Dec. 29 (NBD) -- Luckin Coffee, a fledging coffee chain brand in China that takes on Starbucks, was reported to be in the initial talks with overseas investment banks with a goal of going public in Hong Kong or New York next year, news reported.

According to an online system for verified information of enterprises, Luckin Coffee (Hong Kong) Limited has been set up, which seems to show the homemade coffee brand has been well-prepared for its Hong Kong debut.

As a latecomer in the coffee market, Luckin Coffee has long been ambitious to compete with Starbucks. 

On Tuesday, after no more than a year in business, the Chinese player announced that it achieved the goal of opening 2,000 brick-and-mortar stores within a year ahead of time, with 5.5 newly-opened stores each day on average, covering 22 cities across China.

Starbucks, the top coffee chain brand whose mainland adventure began in 1999, took 17 years to open 2,000 stores in China.

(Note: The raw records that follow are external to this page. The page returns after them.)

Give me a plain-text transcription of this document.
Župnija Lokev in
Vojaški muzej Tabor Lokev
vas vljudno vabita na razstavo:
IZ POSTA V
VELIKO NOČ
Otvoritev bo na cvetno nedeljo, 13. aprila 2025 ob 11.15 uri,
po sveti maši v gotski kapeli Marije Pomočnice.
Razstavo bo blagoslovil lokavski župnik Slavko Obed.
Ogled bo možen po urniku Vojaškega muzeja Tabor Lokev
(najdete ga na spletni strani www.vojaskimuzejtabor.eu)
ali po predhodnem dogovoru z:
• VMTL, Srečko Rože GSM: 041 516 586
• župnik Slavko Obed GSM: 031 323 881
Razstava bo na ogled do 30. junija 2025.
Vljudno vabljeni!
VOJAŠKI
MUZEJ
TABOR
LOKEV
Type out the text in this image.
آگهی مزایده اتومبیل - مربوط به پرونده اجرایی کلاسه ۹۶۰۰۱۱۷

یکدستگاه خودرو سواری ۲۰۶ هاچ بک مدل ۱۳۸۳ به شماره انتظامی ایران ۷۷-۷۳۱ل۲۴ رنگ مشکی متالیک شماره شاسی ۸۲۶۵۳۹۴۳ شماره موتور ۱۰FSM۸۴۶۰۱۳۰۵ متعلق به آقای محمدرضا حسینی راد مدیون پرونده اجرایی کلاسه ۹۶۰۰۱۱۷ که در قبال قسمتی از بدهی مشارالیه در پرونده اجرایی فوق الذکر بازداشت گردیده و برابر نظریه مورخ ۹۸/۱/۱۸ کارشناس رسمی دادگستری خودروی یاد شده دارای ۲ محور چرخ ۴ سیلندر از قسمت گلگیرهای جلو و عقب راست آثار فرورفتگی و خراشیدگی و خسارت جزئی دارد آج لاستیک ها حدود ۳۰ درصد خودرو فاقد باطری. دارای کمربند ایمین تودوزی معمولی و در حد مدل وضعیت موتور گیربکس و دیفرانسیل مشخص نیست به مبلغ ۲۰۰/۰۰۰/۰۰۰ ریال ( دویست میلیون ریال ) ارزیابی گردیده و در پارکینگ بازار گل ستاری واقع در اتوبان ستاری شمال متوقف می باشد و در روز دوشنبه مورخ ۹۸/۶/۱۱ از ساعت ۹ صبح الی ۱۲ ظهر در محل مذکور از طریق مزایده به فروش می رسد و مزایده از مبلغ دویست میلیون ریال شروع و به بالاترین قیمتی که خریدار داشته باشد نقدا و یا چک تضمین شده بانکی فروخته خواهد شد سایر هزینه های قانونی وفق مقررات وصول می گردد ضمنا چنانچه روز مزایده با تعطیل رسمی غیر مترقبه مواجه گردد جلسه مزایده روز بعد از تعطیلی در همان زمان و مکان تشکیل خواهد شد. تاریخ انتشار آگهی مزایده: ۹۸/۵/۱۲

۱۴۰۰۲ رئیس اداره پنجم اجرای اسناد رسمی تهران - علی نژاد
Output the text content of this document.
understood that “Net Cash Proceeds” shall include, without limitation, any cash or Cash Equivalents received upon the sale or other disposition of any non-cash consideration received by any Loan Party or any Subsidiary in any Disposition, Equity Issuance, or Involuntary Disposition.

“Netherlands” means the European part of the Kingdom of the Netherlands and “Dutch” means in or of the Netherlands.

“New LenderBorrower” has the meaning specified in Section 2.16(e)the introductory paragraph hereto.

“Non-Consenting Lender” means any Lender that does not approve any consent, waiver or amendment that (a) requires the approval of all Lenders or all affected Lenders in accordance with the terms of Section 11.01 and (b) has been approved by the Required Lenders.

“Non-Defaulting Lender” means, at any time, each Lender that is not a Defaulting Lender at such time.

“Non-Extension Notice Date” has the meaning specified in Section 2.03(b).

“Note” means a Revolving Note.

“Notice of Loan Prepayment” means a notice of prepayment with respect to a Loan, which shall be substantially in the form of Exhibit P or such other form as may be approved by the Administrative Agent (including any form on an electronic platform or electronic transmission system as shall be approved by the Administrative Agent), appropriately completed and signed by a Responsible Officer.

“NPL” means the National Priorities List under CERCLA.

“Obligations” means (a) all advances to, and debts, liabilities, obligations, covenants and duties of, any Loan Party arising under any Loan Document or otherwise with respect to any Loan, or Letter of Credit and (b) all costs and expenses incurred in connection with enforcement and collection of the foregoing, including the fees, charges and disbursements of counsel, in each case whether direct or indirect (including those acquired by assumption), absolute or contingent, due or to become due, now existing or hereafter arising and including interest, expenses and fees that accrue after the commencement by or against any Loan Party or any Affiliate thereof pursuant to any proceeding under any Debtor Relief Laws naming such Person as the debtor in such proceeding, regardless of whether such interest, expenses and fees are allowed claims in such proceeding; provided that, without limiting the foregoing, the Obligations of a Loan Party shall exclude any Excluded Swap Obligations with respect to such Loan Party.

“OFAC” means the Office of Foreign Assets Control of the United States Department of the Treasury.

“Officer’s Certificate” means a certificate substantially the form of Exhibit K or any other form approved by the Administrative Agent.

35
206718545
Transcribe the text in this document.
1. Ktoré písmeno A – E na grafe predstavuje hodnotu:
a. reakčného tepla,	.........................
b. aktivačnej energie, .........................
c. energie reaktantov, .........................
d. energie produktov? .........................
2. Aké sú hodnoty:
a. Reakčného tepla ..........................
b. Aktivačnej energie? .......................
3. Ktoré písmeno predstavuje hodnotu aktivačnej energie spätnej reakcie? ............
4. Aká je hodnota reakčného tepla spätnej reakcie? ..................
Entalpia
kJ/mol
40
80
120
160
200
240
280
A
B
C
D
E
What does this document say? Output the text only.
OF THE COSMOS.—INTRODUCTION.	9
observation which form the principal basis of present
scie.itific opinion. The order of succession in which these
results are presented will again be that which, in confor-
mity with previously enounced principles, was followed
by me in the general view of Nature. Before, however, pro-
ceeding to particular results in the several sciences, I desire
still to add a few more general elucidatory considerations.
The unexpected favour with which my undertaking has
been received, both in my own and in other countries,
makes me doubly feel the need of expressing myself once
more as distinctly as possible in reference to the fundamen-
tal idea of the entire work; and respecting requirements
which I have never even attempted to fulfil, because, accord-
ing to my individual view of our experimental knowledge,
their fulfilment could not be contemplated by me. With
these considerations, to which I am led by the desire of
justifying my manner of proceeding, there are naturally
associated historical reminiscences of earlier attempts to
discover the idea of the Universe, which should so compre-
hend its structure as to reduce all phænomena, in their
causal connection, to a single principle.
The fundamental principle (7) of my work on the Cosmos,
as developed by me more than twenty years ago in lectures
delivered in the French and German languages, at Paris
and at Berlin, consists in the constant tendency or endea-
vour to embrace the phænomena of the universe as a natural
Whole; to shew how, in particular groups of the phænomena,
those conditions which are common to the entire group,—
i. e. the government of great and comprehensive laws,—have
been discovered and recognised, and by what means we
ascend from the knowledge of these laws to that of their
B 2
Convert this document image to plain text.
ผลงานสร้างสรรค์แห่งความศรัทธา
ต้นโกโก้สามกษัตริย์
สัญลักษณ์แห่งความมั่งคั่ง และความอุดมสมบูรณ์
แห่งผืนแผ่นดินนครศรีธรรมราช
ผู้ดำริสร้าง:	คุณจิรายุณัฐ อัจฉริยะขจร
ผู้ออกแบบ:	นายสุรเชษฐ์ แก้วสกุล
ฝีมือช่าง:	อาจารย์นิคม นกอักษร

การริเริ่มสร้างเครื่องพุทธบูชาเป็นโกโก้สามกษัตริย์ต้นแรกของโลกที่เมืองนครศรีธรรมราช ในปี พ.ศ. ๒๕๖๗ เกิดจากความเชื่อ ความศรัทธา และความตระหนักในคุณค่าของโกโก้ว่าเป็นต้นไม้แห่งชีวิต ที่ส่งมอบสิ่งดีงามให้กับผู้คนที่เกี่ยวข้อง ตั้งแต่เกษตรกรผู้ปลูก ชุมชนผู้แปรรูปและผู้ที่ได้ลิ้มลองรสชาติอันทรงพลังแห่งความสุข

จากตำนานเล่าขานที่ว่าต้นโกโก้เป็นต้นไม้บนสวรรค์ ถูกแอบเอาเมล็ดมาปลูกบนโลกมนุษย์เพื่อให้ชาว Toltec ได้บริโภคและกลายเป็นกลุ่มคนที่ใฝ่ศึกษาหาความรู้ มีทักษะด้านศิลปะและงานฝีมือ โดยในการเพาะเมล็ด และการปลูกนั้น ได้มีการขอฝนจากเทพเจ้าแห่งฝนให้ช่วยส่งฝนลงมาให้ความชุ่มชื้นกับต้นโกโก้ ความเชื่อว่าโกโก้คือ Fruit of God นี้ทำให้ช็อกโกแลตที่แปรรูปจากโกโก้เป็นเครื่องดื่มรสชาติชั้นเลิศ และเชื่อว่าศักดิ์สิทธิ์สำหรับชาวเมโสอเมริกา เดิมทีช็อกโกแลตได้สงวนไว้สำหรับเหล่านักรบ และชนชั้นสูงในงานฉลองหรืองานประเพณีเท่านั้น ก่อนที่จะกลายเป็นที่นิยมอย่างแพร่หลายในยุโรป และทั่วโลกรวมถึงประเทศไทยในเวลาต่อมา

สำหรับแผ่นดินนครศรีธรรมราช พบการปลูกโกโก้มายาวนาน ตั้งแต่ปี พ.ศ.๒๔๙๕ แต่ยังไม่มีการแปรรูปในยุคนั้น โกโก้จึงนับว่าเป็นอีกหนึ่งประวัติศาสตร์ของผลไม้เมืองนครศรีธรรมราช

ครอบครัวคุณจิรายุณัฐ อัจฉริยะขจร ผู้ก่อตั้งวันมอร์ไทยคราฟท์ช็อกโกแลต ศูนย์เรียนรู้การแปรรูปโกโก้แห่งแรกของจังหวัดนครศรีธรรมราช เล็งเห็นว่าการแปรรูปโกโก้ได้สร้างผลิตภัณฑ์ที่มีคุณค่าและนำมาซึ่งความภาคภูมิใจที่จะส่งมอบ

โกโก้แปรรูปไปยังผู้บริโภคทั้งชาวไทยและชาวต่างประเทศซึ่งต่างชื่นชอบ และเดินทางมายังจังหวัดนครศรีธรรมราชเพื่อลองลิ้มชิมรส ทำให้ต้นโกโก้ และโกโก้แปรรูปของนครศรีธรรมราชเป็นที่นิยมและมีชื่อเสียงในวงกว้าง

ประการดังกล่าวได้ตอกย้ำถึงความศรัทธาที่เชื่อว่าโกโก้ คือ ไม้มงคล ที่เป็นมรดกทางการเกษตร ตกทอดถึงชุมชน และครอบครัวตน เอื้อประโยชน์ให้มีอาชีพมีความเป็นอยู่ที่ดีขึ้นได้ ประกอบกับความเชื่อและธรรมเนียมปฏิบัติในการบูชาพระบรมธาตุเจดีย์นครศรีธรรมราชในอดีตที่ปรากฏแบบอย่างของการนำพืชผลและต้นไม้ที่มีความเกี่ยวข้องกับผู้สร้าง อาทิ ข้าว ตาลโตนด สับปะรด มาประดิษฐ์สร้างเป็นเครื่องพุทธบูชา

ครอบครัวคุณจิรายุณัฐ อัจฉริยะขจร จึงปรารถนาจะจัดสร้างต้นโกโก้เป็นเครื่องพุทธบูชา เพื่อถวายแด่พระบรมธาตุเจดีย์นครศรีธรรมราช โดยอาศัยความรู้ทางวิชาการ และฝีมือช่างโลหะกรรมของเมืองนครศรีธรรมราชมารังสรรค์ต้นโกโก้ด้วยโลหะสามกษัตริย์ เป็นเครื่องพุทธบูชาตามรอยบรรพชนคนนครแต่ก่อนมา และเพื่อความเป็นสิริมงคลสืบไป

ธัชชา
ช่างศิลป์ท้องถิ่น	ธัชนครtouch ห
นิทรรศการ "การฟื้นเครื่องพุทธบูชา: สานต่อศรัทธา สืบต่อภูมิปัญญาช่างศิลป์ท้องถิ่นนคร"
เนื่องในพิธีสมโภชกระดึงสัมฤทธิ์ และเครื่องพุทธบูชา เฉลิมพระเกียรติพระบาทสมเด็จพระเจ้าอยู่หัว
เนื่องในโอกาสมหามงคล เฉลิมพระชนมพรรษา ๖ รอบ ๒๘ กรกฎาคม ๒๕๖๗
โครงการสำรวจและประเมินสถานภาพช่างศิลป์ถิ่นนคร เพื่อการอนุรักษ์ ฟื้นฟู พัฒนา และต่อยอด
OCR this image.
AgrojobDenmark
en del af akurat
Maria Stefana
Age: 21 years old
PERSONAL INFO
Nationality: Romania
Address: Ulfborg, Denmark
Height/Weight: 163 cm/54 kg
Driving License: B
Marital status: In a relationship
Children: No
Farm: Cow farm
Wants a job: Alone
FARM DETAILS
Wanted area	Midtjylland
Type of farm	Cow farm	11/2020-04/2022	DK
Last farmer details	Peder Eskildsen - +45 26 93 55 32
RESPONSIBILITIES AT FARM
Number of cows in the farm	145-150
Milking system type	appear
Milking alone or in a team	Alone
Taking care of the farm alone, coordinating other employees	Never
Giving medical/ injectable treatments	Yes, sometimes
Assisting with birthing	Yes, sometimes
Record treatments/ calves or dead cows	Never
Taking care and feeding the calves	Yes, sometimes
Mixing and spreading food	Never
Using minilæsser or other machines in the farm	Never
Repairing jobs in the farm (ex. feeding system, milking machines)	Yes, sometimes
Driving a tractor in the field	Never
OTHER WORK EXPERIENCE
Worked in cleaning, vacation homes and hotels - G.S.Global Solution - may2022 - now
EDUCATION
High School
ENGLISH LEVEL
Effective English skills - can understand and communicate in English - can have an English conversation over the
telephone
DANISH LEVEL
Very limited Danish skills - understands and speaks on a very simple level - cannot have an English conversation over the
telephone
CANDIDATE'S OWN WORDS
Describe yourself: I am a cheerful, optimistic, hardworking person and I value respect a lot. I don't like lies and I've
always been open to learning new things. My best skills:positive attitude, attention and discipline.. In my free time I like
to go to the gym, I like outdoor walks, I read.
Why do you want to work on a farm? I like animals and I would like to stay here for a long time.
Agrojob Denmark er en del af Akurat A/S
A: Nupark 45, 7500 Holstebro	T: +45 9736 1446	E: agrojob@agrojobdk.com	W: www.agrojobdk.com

Different from Starbucks, Luckin Coffee opens stores at areas that are relatively not bustling enough than central business districts and is better at catching people's attention with the help of Internet. Also, the Chinese coffee upstart provides more affordable products and more subsidies. Furthermore, consumers are able to buy Luckin coffee on its online application with delivery services, which not only decreases the customer acquisition costs but also makes coffee more accessible and relaxing for consumers.

Due to the large and fast-growing domestic coffee market and sufficient venture capitals, Luckin Coffee has completed two funding rounds, becoming a unicorn in the industry within only a short period of time.

In July this year, Luckin Coffee announced that it had finished the series A round of financing with funds totaling 200 million U.S. dollars. In December, the domestic coffee brand declared that the series B round of financing worth 200 million U.S. dollars had been completed, after which it was valued at 2.2 billion U.S. dollars.

However, mere money is far from enough for the future development of Luckin Coffee, since the marginal effects brought by burning through money are diminishing.

Despite the huge room for development of the coffee market, expanding too rapidly will cause a waste of resources and a sharp increase of costs. Once capital chain rupture occurs, Luckin Coffee may be stuck in the problems currently faced by bike sharing companies like Ofo.

In addition, compared with low-cost products, highly cost-effective ones are now preferred by consumers. To improve the quality of products and customer experience and seek innovation in service models should be Luckin Coffee's directions for further development.